There are several statistics that are based on confusion matrices to evalate models, and the tradeoff between false positives and false negatives. The most common are precision TP / (TP + FP), and recall TP / (TP + FN), but the numbers in a confusion matrix also used to calculate each point in an ROC.
The numbers we are going to need going forward are: - True Positive Rate (TPR) = TP / (TP + FN) = 3530 / (3530 + 1891) - False Positive Rate (FPR) = FP / (FP + TN) = 687 / (687 + 53892) - True Negative Rate = TN / (TN + FP) or 1 - FPR
The true positive rate is also called "Recall" and the false positve rate is also called "Sensitivity". The true negative rate can be calculated directly from the matrix, but it is usually expressed as 1 - FPR.
The number I have listed are to show how they correspond to the cells in the confusion matrix. If we were to plot the true positive rate against the true negative rate using the numbers above, we would get a single point. To get a curve, we need to get a range of values.
sgd_pred_1000 = (y_scores > 1000)
cm_1000 = confusion_matrix(y_train_5, sgd_pred_1000)
cm_1000
array([[54039, 540], [ 2176, 3245]])
sgd_pred_neg_1000 = (y_scores > -1000)
cm_neg_1000 = confusion_matrix(y_train_5, sgd_pred_neg_1000)
cm_neg_1000
array([[53685, 894], [ 1625, 3796]])
If we lower the threshold, we will make more positive predictions. Some of the new positive predictions will be correct, and some will be incorrect. We can see the numbers in the confusion matrices. We can also see changes in the true positive rate and false positive rate which both go down because we are making fewper positive predictions.
def cm_to_fpr_tpr(cm):
tn, fp, fn, tp = cm.reshape(4)
tpr = tp / (tp + fn)
tnr = tn / (tn + fp)
fpr = 1 - tnr
return fpr, tpr
print(cm_to_fpr_tpr(cm_neg_1000))
print(cm_to_fpr_tpr(cm))
print(cm_to_fpr_tpr(cm_1000))
(0.016379926345297613, 0.7002398081534772)

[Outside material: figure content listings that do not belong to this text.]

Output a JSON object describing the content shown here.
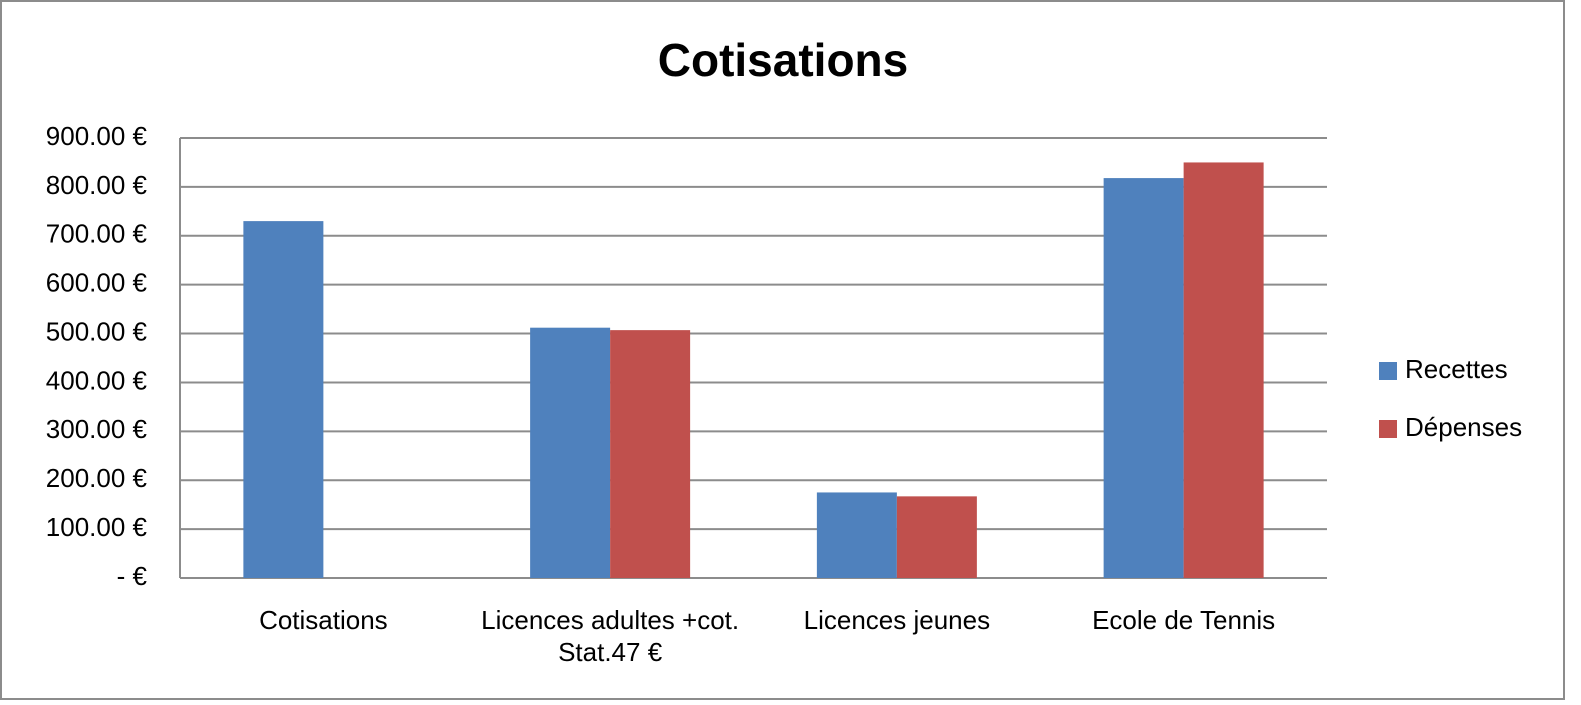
{
  "chart_data": {
    "type": "bar",
    "title": "Cotisations",
    "categories": [
      "Cotisations",
      "Licences adultes +cot. Stat.47 €",
      "Licences jeunes",
      "Ecole de Tennis"
    ],
    "series": [
      {
        "name": "Recettes",
        "color": "#4f81bd",
        "values": [
          730,
          512,
          175,
          818
        ]
      },
      {
        "name": "Dépenses",
        "color": "#c0504d",
        "values": [
          0,
          507,
          167,
          850
        ]
      }
    ],
    "ylim": [
      0,
      900
    ],
    "yticks": [
      {
        "value": 0,
        "label": "-  €"
      },
      {
        "value": 100,
        "label": "100.00 €"
      },
      {
        "value": 200,
        "label": "200.00 €"
      },
      {
        "value": 300,
        "label": "300.00 €"
      },
      {
        "value": 400,
        "label": "400.00 €"
      },
      {
        "value": 500,
        "label": "500.00 €"
      },
      {
        "value": 600,
        "label": "600.00 €"
      },
      {
        "value": 700,
        "label": "700.00 €"
      },
      {
        "value": 800,
        "label": "800.00 €"
      },
      {
        "value": 900,
        "label": "900.00 €"
      }
    ],
    "grid": true,
    "legend": "right"
  }
}
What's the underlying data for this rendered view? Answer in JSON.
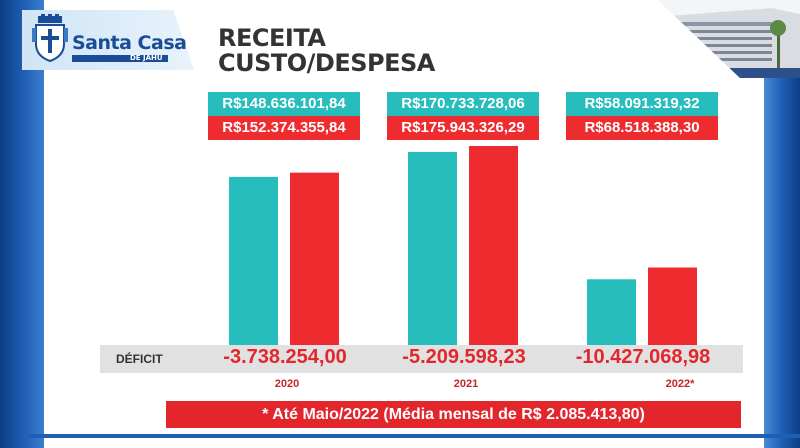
{
  "header": {
    "logo_title": "Santa Casa",
    "logo_subtitle": "DE JAHU",
    "title_line1": "RECEITA",
    "title_line2": "CUSTO/DESPESA"
  },
  "colors": {
    "receita": "#27bdbd",
    "custo": "#ee2b2f",
    "deficit_text": "#e3262c",
    "brand_blue": "#1b4c97"
  },
  "deficit_label": "DÉFICIT",
  "footnote": "* Até Maio/2022 (Média mensal de R$ 2.085.413,80)",
  "chart_data": {
    "type": "bar",
    "categories": [
      "2020",
      "2021",
      "2022*"
    ],
    "series": [
      {
        "name": "RECEITA",
        "values": [
          148636101.84,
          170733728.06,
          58091319.32
        ]
      },
      {
        "name": "CUSTO/DESPESA",
        "values": [
          152374355.84,
          175943326.29,
          68518388.3
        ]
      }
    ],
    "value_labels": {
      "receita": [
        "R$148.636.101,84",
        "R$170.733.728,06",
        "R$58.091.319,32"
      ],
      "custo": [
        "R$152.374.355,84",
        "R$175.943.326,29",
        "R$68.518.388,30"
      ]
    },
    "deficit": [
      "-3.738.254,00",
      "-5.209.598,23",
      "-10.427.068,98"
    ],
    "ylim": [
      0,
      200000000
    ],
    "grid": false,
    "legend": "none"
  }
}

(0.012587258835816018, 0.6511713705958311)
(0.009893915242126128, 0.5985980446412101)
def plot_roc_by_threshold(thresholds):
xs = []
ys = []
for x in thresholds:
y_pred_x = (y_scores >= x)
cm_x = confusion_matrix(y_train_5, y_pred_x)
fpr, tpr = cm_to_fpr_tpr(cm_x)
xs.append(fpr)
ys.append(tpr)
plt.plot(xs, ys, "o")
plt.show()
plot_roc_by_threshold([-1000,0,1000])
Plotting these three points makes the function look pretty flat, certainly nothing like what we get when we plot the full ROC curve from the metrics library, below. That is because we are just doing a very small. The full curve goes from 0,0 to 1,1, and we are only graphing from (0.009893915242126128, 0.5985980446412101) to (0.016379926345297613, 0.7002398081534772).
When we expand the range of thresholds, the curve starts to take shape. Each threshold we are trying yields a true positive rate and a false positive rate that we can plot against each other.
plot_roc_by_threshold(range(-10000,10000,1000))
And when we plot the full range of threshold scores, we can see that this is the same graph that the sklearn.metrics library returned from the roc_curve function.
plot_roc_by_threshold(range(-150000,50000,1000))
We are increasing the threshold by 1,000 between each point, which is the only reason we can tell that they are points at all, instead of a continuous line.
Conclusion
ROC curves, and the area underneath the curve are just one metric you can use to evaluate a binary classifier. A lot of places will tell you what they mean, but hopefully now you understand where they come from.